Why There’s a ‘Biting Commercial Imperative’ to Manage Upstream Assets
Effective corrosion management techniques are essential for the upstream oil and gas industry. The National Association of Corrosion Engineers (NACE) estimates that the problem costs the United States alone $270 billion (£177 billion) per year and government studies suggest that the direct cost of corrosion equates to 3 to 4 percent of the GDP of industrialised nations.
The current economic climate means that the upstream oil and gas industry cannot afford to deal with the loss of earnings, and potentially costly compensation, following a shut down or leak due to corrosion.
Higher levels of acidity in crude oils on the market today also makes corrosion management an integral part of refining as well, making the process a priority across the whole industry.
April 24th 2010 represented the first world corrosion day, as NACE served to highlight the importance of understanding that corrosion management is an issue that should be considered at all times by the upstream oil and gas industry.
"In the public, industry and government, the term ‘corrosion’ is usually recognised only if spectacular damage occurs as a result of corrosion attack, sometimes in dramatic form of a bridge collapse or a pipeline leak or explosion.
"Thus, there is a significant need for increased awareness of corrosion as a phenomenon and as a risk," the organisation explained.
Asset Integrity in the Upstream Oil and Gas Industry
Asset integrity should be one of the first priorities for the upstream oil and gasindustry, which is seeing falling levels of investment, according to Brent Fraser, upstream lead account executive, Shell Global Solutions (Malaysia).

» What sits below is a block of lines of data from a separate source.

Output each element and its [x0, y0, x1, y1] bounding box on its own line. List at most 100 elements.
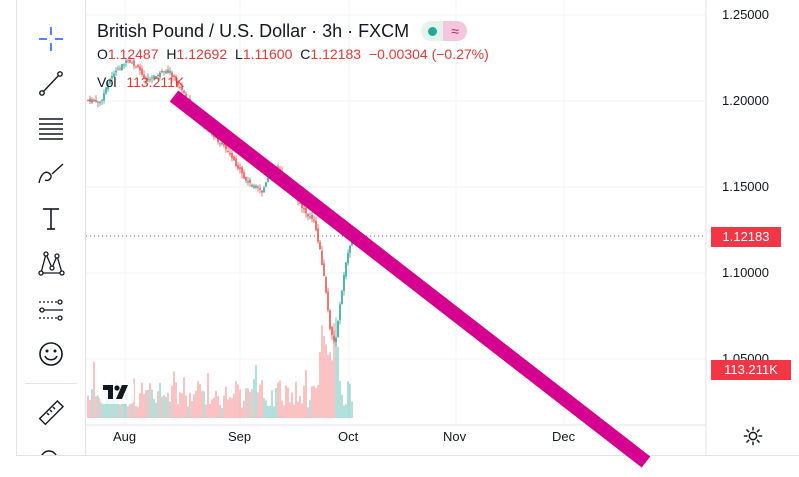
volume-bar: [173, 371, 175, 418]
volume-bar: [179, 392, 181, 418]
candle-body: [111, 76, 113, 79]
gear-icon[interactable]: [742, 425, 764, 447]
brush-icon[interactable]: [34, 156, 68, 190]
volume-bar: [285, 385, 287, 418]
volume-bar: [263, 397, 265, 418]
volume-bar: [217, 396, 219, 418]
ruler-icon[interactable]: [34, 396, 68, 430]
candle-body: [123, 64, 125, 66]
crosshair-icon[interactable]: [34, 22, 68, 56]
candle-body: [249, 179, 251, 183]
volume-bar: [239, 389, 241, 418]
candle-body: [337, 321, 339, 338]
volume-bar: [227, 399, 229, 418]
candle-body: [109, 79, 111, 84]
candle-body: [97, 101, 99, 103]
candle-body: [301, 203, 303, 208]
emoji-icon[interactable]: [34, 337, 68, 371]
volume-bar: [319, 352, 321, 418]
status-pill[interactable]: ≈: [421, 21, 468, 41]
forecast-icon[interactable]: [34, 292, 68, 326]
volume-bar: [141, 382, 143, 418]
volume-bar: [181, 393, 183, 418]
volume-bar: [137, 407, 139, 418]
candle-body: [345, 262, 347, 277]
candle-body: [261, 190, 263, 193]
candle-body: [117, 68, 119, 70]
market-open-icon: [421, 21, 443, 41]
volume-bar: [225, 386, 227, 418]
toolbar-separator: [25, 383, 77, 384]
candle-body: [147, 78, 149, 80]
volume-bar: [251, 389, 253, 418]
candle-body: [129, 60, 131, 63]
volume-bar: [335, 317, 337, 418]
candle-body: [137, 65, 139, 67]
price-tick: 1.10000: [722, 265, 769, 280]
volume-bar: [153, 399, 155, 418]
volume-bar: [99, 398, 101, 418]
candle-body: [329, 310, 331, 329]
volume-bar: [213, 397, 215, 418]
volume-bar: [195, 390, 197, 418]
candle-body: [223, 143, 225, 146]
candle-body: [305, 207, 307, 214]
candle-body: [233, 156, 235, 161]
symbol-title[interactable]: British Pound / U.S. Dollar · 3h · FXCM: [97, 20, 410, 41]
candle-body: [131, 62, 133, 64]
volume-bar: [279, 380, 281, 418]
tradingview-logo-icon[interactable]: [100, 380, 134, 404]
volume-bar: [287, 387, 289, 418]
candle-body: [101, 100, 103, 102]
candle-body: [265, 182, 267, 187]
candle-body: [351, 241, 353, 246]
ohlc-values: O1.12487 H1.12692 L1.11600 C1.12183 −0.0…: [97, 46, 489, 62]
volume-bar: [257, 392, 259, 418]
pattern-icon[interactable]: [34, 246, 68, 280]
volume-bar: [347, 381, 349, 418]
volume-bar: [157, 391, 159, 418]
volume-bar: [197, 381, 199, 418]
text-icon[interactable]: [34, 201, 68, 235]
volume-bar: [193, 394, 195, 418]
volume-bar: [345, 404, 347, 418]
volume-bar: [209, 403, 211, 418]
time-tick: Sep: [228, 429, 252, 444]
volume-bar: [249, 391, 251, 418]
volume-bar: [297, 401, 299, 418]
volume-bar: [241, 407, 243, 418]
candle-body: [173, 75, 175, 77]
candle-body: [165, 71, 167, 73]
fib-lines-icon[interactable]: [34, 110, 68, 144]
open-value: 1.12487: [107, 46, 159, 62]
candle-body: [239, 167, 241, 170]
volume-bar: [147, 389, 149, 418]
candle-body: [107, 83, 109, 90]
candle-body: [309, 216, 311, 218]
candle-body: [347, 253, 349, 264]
candle-body: [157, 74, 159, 76]
price-tick: 1.20000: [722, 93, 769, 108]
trendline-icon[interactable]: [34, 66, 68, 100]
candle-body: [237, 164, 239, 169]
candle-body: [163, 71, 165, 73]
current-price-badge: 1.12183: [711, 227, 781, 247]
volume-bar: [223, 395, 225, 418]
chart-frame: [16, 0, 799, 456]
volume-bar: [265, 400, 267, 418]
volume-bar: [89, 400, 91, 418]
candle-body: [247, 181, 249, 183]
zoom-icon[interactable]: [34, 440, 68, 455]
volume-bar: [131, 394, 133, 418]
candle-body: [217, 137, 219, 143]
volume-bar: [255, 364, 257, 418]
candle-body: [235, 158, 237, 167]
volume-bar: [317, 384, 319, 418]
candle-body: [231, 152, 233, 159]
candle-body: [255, 185, 257, 188]
volume-bar: [113, 398, 115, 418]
volume-bar: [269, 405, 271, 418]
time-tick: Dec: [552, 429, 576, 444]
volume-bar: [185, 395, 187, 418]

"The consequences of failing to maintain assets can be significant. One study suggests that the cost of corrosion for the US oil and gas sector is in the order of $1.3 billion a year–and that says nothing about less tangible costs that a business may experience," Fraser explained.
Shell highlighted that there is a "biting commercial imperative" for companies in the upstream oil and gas industry to work with their existing fields which are approaching maturing and effectively manage their upstream assets.
It is for this reason that Shell implemented a detail system for regularly inspecting assets and the status of equipment–the focused asset integrity review (FAIR).
Technological advancements mean that corrosion management techniques are likely to move on in the 20 years that an oil field or gas reserve is fit for extraction.
Retrofitting devices is one way for the upstream oil and gas industry to keep up to date. A collaboration between FORCES technology and Deepwater Corrosion services earlier this year aims to increase innovation in this area, including advancements in cathodic protection—which is used with or without coating to protect subsea metals.
An example of when the companies' expertise has been put into action includes when FORCES technology was called in to inspect and retrofit the cathodic protection systems on the Tartan and Scapa fields owned by Talisman energy.
Using the Seacorr system, an advanced computer programme designed for modelling and design of offshore cathodic protection, the company was able to establish the need for retrofitting of anodes and/or impressed current and optimise the retrofit designs.
Torbjorn Sotberg, market director of FORCE Technology Norway, commented that the partnership will allow "projects to be managed effectively in a seamless way."
"Already in this initiation phase of the collaboration we see great interest from several offshore oil and gas producers," Sotberg added.
Technology which is being developed for the upstream oil and gas industry by the pair includes Subsea Cathodic Protection Monitoring Systems, a RetroClamp Subsea Clamping System and a Cathodic Protection Stabilization Mattress.